The Family Savings Act of 2018, which must pass through the Senate to become law, includes 17 proposed changes to tax-advantaged savings accounts, according to the publication. Among them is a proposal to make it easier for smaller business to set up multi-employer retirement accounts and another proposal to exempt some older adults from the required minimum annual retirement account distributions, Forbes writes.

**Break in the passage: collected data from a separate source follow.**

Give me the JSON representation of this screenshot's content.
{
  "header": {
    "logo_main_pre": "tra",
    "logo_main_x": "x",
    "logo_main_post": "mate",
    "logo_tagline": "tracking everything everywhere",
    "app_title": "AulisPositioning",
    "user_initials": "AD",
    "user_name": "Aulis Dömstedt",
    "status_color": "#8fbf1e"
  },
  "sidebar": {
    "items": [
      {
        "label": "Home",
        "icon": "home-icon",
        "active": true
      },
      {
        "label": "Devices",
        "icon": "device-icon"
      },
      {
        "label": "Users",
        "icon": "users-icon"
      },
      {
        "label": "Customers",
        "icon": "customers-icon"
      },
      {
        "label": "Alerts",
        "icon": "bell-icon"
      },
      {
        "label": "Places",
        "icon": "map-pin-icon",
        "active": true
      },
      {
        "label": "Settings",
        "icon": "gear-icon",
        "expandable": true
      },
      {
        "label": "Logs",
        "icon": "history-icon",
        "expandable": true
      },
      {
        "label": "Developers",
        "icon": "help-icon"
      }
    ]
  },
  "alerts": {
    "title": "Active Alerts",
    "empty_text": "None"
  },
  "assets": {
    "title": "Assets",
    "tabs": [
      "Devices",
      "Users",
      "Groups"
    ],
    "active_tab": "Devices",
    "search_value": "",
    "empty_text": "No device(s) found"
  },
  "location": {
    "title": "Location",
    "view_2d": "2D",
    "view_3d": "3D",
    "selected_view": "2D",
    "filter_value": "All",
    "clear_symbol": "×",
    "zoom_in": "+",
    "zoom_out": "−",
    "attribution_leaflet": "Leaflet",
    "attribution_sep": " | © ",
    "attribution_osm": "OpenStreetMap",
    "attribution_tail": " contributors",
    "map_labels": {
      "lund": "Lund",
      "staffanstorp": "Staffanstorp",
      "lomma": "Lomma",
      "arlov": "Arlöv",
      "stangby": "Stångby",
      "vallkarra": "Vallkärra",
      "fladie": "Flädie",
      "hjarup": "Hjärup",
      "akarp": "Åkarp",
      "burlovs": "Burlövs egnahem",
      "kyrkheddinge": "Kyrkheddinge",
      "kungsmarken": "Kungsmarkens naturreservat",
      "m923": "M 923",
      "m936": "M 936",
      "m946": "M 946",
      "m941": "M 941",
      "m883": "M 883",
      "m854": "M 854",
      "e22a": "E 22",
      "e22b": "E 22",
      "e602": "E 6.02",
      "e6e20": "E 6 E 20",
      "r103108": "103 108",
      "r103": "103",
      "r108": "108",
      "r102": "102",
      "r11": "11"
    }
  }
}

But the most significant part of the bill, according to the publication, is the proposed Universal Savings Account, which would allow savers to save a maximum of $2,500 annually, not exceeding their annual income, tax free. But unlike other tax-advantaged accounts already in existence, such as Roth IRAs, savers would be able to withdraw from the “USA,” as it was dubbed, for any reason at any time, Forbes writes. And unlike the individual tax cuts under the Tax Cuts and Jobs Act, which the divided House is trying to make permanent, the Family Savings Act stands a good chance of becoming law, according to the publication.
President Donald Trump’s administration has been looking for ways to revamp how Americans save for retirement. Last month, Trump directed the U.S. Department of the Treasury and the Department of Labor to review regulations with an eye to making it easier and cheaper for small businesses to set up multi-employer 401(k)-type plans while also making them clearer to understand for savers.
Lawmakers, meanwhile, have proposed other initiatives to boost Americans’ retirement security. Yesterday, Rep. Jim Himes, D-Conn., introduced a proposal for a portable retirement savings plan, according to a press release from the congressman’s office.
The Personal Retirement and Investment Account (PRIA) Act aims to fix what Himes says is a retirement savings system too reliant on employers, by letting savers contribute to the account whenever they have the resources, independently of their employment status, according to the press release.
Savers would also be able to roll their 401(k) and Roth IRA plans into the PRIA when they change jobs, or continue with whatever retirement savings account they prefer, Himes says. The press release does not specify whether PRIAs would be tax-advantaged.